The rebalancing strategy outlined above will keep your investment portfolio on an even keel for the long-term. Although I’ve focused mainly on asset allocation above, there are other facets of diversification, such as diversifying investments by geographic location (domestic vs. international) and by the mutual fund’s management style (growth vs. value investing), that can also enhance a portfolio’s performance. If your portfolio is of a significant size ($100,000 or more), then you should probably be working with an investment advisor to optimize your investment return with the lowest level of risk possible. Smaller portfolios will also benefit from diversification but the costs of actively managing a smaller portfolio will essentially erode any investment income produced in the account.

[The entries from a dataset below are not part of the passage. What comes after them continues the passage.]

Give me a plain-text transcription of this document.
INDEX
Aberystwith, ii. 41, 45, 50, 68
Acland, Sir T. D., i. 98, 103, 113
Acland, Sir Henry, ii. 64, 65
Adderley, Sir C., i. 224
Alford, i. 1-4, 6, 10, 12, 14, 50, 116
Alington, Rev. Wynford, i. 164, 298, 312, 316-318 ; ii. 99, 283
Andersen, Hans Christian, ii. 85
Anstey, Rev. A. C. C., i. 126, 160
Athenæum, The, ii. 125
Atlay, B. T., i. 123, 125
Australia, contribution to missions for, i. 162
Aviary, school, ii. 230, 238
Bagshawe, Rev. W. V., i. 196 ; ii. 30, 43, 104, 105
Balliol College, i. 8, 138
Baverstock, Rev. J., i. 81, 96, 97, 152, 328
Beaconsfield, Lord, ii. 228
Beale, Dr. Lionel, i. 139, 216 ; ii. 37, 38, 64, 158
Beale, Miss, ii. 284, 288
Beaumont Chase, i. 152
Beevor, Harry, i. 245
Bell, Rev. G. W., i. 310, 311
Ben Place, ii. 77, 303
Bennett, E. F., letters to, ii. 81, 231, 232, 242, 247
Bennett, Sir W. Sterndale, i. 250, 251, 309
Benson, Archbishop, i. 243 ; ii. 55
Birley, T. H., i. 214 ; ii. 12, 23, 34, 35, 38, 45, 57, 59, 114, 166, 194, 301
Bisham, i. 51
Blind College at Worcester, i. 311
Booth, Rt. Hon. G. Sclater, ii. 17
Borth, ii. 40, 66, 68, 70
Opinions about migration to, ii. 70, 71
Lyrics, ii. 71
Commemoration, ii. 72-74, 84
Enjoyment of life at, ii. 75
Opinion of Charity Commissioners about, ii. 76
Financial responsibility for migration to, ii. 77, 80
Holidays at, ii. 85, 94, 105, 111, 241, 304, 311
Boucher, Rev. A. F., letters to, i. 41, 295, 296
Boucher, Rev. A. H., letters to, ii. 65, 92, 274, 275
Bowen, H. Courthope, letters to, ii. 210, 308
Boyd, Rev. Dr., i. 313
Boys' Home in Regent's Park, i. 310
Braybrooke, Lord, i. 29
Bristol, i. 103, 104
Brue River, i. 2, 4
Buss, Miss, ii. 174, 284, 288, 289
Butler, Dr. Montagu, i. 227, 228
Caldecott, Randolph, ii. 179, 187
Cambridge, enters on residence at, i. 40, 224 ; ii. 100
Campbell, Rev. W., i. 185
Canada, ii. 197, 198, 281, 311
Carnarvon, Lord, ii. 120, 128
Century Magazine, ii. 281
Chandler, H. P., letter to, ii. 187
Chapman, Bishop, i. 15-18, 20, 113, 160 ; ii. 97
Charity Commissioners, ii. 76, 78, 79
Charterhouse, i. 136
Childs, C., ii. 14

It is also important that you consider the costs of such an active portfolio management style. Costs may come in the form of investment commissions for individual stocks and bonds and management expense ratios and deferred sales charges for mutual funds. In general, fees erode the performance of a portfolio and should be considered carefully when implementing any strategy. To mitigate these fees, rebalance your portfolio only periodically, such as once or twice a year.
Another cost worth considering is the tax consequences of investment sales. Taxes pose another threat to the long-term success of any investment strategy and should be considered in advance of any sale. While taxes should not drive investment decisions, they can be mitigated with the help of your investment advisor.
In summary, rebalancing involves deciding on the optimal mix of investments in your portfolio and adding investments or selling investments in order to maintain it. Although it sounds simple, it is deceptively difficult to implement. Few people have the courage to pour money into equity markets during market downfalls. Similarly, people loathe selling equity investments during times of market strength. Yet this simplistic and “contrarian” strategy is the key to using market turbulence to your advantage.